Hawking’s physical theories, like all mathematical models of physics, contain determinate assumptions that are not tautological. Since they are not logically necessary, and mathematical principles have no power qua mathematical principles to actualize themselves as physical reality, it follows that we need something beyond physics to account for why this particular natural order was granted reality rather than another. Most physicists overlook the need for metaphysics because they unconsciously ascribe to mathematical principles an almost mystical power to result in physical actualization. This poorly thought out Platonism is rarely formally declared, but is implied in the way physicists speak of their theoretical constructs, particularly when dealing with the early universe or attempts at “theories of everything”.

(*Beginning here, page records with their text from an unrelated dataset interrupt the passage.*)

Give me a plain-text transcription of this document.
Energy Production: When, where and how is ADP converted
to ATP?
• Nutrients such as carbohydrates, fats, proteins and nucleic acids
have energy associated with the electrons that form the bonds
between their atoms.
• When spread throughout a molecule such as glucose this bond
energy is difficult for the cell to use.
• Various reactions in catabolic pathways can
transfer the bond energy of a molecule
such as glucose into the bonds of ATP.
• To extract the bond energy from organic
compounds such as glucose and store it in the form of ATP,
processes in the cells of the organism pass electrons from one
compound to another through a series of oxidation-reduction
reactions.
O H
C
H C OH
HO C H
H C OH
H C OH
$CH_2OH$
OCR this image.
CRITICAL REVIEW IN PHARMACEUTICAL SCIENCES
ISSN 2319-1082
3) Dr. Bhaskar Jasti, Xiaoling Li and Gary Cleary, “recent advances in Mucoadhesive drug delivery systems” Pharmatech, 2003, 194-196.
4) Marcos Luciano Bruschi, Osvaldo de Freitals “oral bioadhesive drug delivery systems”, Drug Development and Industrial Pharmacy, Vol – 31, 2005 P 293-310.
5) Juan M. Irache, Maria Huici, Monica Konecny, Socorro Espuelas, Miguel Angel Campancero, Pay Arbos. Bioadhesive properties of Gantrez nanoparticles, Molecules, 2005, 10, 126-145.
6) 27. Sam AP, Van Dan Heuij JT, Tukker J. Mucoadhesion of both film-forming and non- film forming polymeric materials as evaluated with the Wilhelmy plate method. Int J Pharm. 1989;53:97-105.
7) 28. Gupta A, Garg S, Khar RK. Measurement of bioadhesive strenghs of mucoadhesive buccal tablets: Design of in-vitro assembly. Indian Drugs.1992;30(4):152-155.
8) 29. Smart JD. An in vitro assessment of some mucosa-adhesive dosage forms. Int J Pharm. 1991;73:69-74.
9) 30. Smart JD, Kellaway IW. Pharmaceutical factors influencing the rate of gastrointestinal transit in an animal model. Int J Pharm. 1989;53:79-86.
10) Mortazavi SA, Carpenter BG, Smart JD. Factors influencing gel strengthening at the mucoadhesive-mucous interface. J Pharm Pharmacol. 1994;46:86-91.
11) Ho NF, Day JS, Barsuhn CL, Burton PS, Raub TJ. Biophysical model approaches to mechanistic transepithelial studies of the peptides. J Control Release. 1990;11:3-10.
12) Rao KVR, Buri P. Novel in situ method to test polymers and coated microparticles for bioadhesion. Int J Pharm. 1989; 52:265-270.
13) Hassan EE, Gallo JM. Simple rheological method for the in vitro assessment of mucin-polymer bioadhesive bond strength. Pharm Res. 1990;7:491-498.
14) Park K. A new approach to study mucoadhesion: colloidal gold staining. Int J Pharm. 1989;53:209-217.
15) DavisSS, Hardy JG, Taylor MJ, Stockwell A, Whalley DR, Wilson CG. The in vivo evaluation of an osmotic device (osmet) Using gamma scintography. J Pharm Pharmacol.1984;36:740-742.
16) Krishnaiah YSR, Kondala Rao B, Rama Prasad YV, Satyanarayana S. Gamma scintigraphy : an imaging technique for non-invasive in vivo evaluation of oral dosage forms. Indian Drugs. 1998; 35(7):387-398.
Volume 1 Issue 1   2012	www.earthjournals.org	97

We might try to make the natural order logically necessary by declaring that every mathematically valid possibility comes into existence. This make nonsense of Occam’s Razor, as it postulates an unfathomable infinity of universes just to account for this one. Further, it does not solve the problem of logical necessity, as it is not logically necessary that every possibility should become actual.

Lastly, one could decide that the natural order needs no cause, and is just a brute fact to be accepted without explanation. This is irrational in the true sense of the word, as it declares everything to be without a reason. It is also profoundly inconsistent to insist that everything that happens within the universe, no matter how insignificant, must have a reason or cause, yet the entire universe with its natural order can come into being and be sustained in being (physicists generally ignore this metaphysical problem) for no reason whatsoever. Logical cogency ultimately requires grounding in a metaphysically necessary Being, and none of our physical theories, by virtue of their mathematical contingency, can meet this requirement.

To the philosophically literate, it is no surprise that mathematics is incapable of serving as natural theology. In our society, however, mathematical ability has become practically synonymous with intelligence, since it is most easily quantified (naturally), and it is positively correlated with other mental abilities. It is a mistake, nonetheless, to make mathematical ability the defining characteristic of human rationality, since computation and spatial reasoning are easily replicated by computers that have no subjective thought processes. Although Professor Hawking and Brother Camping have both done their math correctly, that is no substitute for authentic wisdom and understanding, which requires a more subtle grasp of concepts and an awareness of one’s own subjective assumptions.